In this set, Government not only adhered to the flexible currency regime, nonetheless highlighted two other changes: the first one was the adoption of the IT for the conduction of the monetary policy and for improve agents expectations’; and the second one was the introduction of increase taxes in order to control the disequilibrium of the public accounts. Within these measures Government assumed the permanent commitment with price stability and also achieved the divulgation of the decisions.
The Central Bank of Brazil (CBB) started to quarterly publish inflation reports that did not only inform the dynamic of the inflation, but also handled a general analysis of the Brazilian economy. The predicted future by the model used, bring up possible changes in the policies issues ahead. Herewith, this set of measures seems to be a convenient explanation for the transition and the endurance of the Brazilian economy in the state of stability, in such a way it could use interest rate shock effects over the other variables of the system.
Evidences in Silva Filho, Silva and Frascaroli (2006) points out these shocks have distinguished effects during stable/unstable periods. Nonetheless, it is a consensus among the specialized studies that in the former period of the Real Plan interest rate did not have the effect of an anti-inflationary measure.

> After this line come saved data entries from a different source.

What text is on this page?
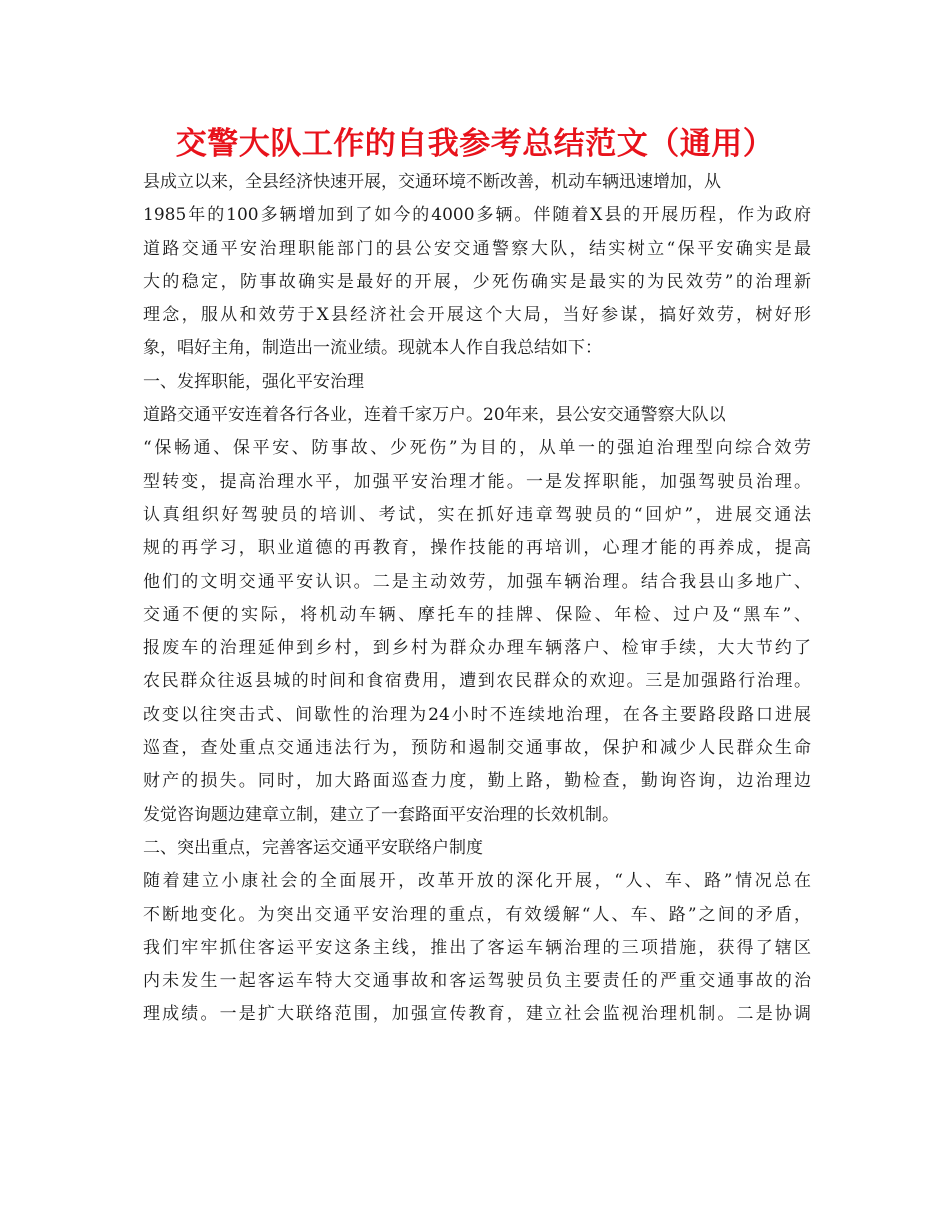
交警大队工作的自我参考总结范文（通用）
县成立以来，全县经济快速开展，交通环境不断改善，机动车辆迅速增加，从
1985年的100多辆增加到了如今的4000多辆。伴随着X县的开展历程，作为政府
道路交通平安治理职能部门的县公安交通警察大队，结实树立“保平安确实是最
大的稳定，防事故确实是最好的开展，少死伤确实是最实的为民效劳”的治理新
理念，服从和效劳于X县经济社会开展这个大局，当好参谋，搞好效劳，树好形
象，唱好主角，制造出一流业绩。现就本人作自我总结如下：
一、发挥职能，强化平安治理
道路交通平安连着各行各业，连着千家万户。20年来，县公安交通警察大队以
“保畅通、保平安、防事故、少死伤”为目的，从单一的强迫治理型向综合效劳
型转变，提高治理水平，加强平安治理才能。一是发挥职能，加强驾驶员治理。
认真组织好驾驶员的培训、考试，实在抓好违章驾驶员的“回炉”，进展交通法
规的再学习，职业道德的再教育，操作技能的再培训，心理才能的再养成，提高
他们的文明交通平安认识。二是主动效劳，加强车辆治理。结合我县山多地广、
交通不便的实际，将机动车辆、摩托车的挂牌、保险、年检、过户及“黑车”、
报废车的治理延伸到乡村，到乡村为群众办理车辆落户、检审手续，大大节约了
农民群众往返县城的时间和食宿费用，遭到农民群众的欢迎。三是加强路行治理。
改变以往突击式、间歇性的治理为24小时不连续地治理，在各主要路段路口进展
巡查，查处重点交通违法行为，预防和遏制交通事故，保护和减少人民群众生命
财产的损失。同时，加大路面巡查力度，勤上路，勤检查，勤询咨询，边治理边
发觉咨询题边建章立制，建立了一套路面平安治理的长效机制。
二、突出重点，完善客运交通平安联络户制度
随着建立小康社会的全面展开，改革开放的深化开展，“人、车、路”情况总在
不断地变化。为突出交通平安治理的重点，有效缓解“人、车、路”之间的矛盾，
我们牢牢抓住客运平安这条主线，推出了客运车辆治理的三项措施，获得了辖区
内未发生一起客运车特大交通事故和客运驾驶员负主要责任的严重交通事故的治
理成绩。一是扩大联络范围，加强宣传教育，建立社会监视治理机制。二是协调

It happen due to the huge instability of the economy, which hindered the appliance of this monetary policy instrument (MONTES and NICOLAY, 2016).
During the post-Real period it was possible to recover the interest rates as instrument to control inflation, especially after the adoption of the IT. According to Aragón and Medeiros (2015), this approach reveals that the macroeconomical variable handled by the monetary policy must be the inflation rates. Additionally, low and non-volatile inflation rate is an important condition for the price system to conduct proper information to the efficient allocation of the resources.
This demonstrates that this policy is driven by two channels: the first one is important as a coordinator element of the expectations, mainly for the financial market; and the second one is a transparent guide in the management of the monetary policy, which becomes dependent or not of the inflation adherence towards the established targeting (GIAMBIAGI and CARVALHO, 2001; (TOMBINI and ALVES, 2006).
After that period, in the president Luiz Inácio Lula da Silva government, we observe the permanence of the previous monetary policy regime, in terms of the minimum structured elements, since the ex-president Fernando Henrique Cardoso. We can observe many consequences of this regime, like some credit policy advances. Part of these considerations was because in the first part of the Lula’s Government, the situation of the internationals economies runs well. We can see one almost uninterrupted world growth till the crisis that started in September of 2008 in United States of America.
The main goal of this time was economic growth, driven by massive investment in the country's infrastructure, with support from BNDES and the Growth Acceleration Program (PAC). The focus of this program, in addition to economic growth, was the improvement in the living conditions of the population and the increasing number of jobs.
Thus, in late 2010 the Workers' Party (PT) is re-elected by candidate Dilma Roussef and his government began in 2011, with the partially balanced economy and the inflation rate around 6.5% per year. The government of President Dilma was marked by growing interest me protect the domestic industry, increased state size, high import tariffs, increasing the level of uncertainty and downturn in economic activity, compared to the immediately preceding two terms of President Lula.
However, the notoriously model called the New Macroeconomic Matrix previously adopted showed clear signs of exhaustion. The mobility of income and the enormous absorption of labor, especially less skilled workers caused by investments in infrastructure by the construction sector, no longer drove the economy, due to the change in the international situation of non-recovery of several European countries, motivated by the US crisis. Therefore, instead of the model lead to increased activity level in the economy, it increases the uncertainty and reduces the level of activity causing recession.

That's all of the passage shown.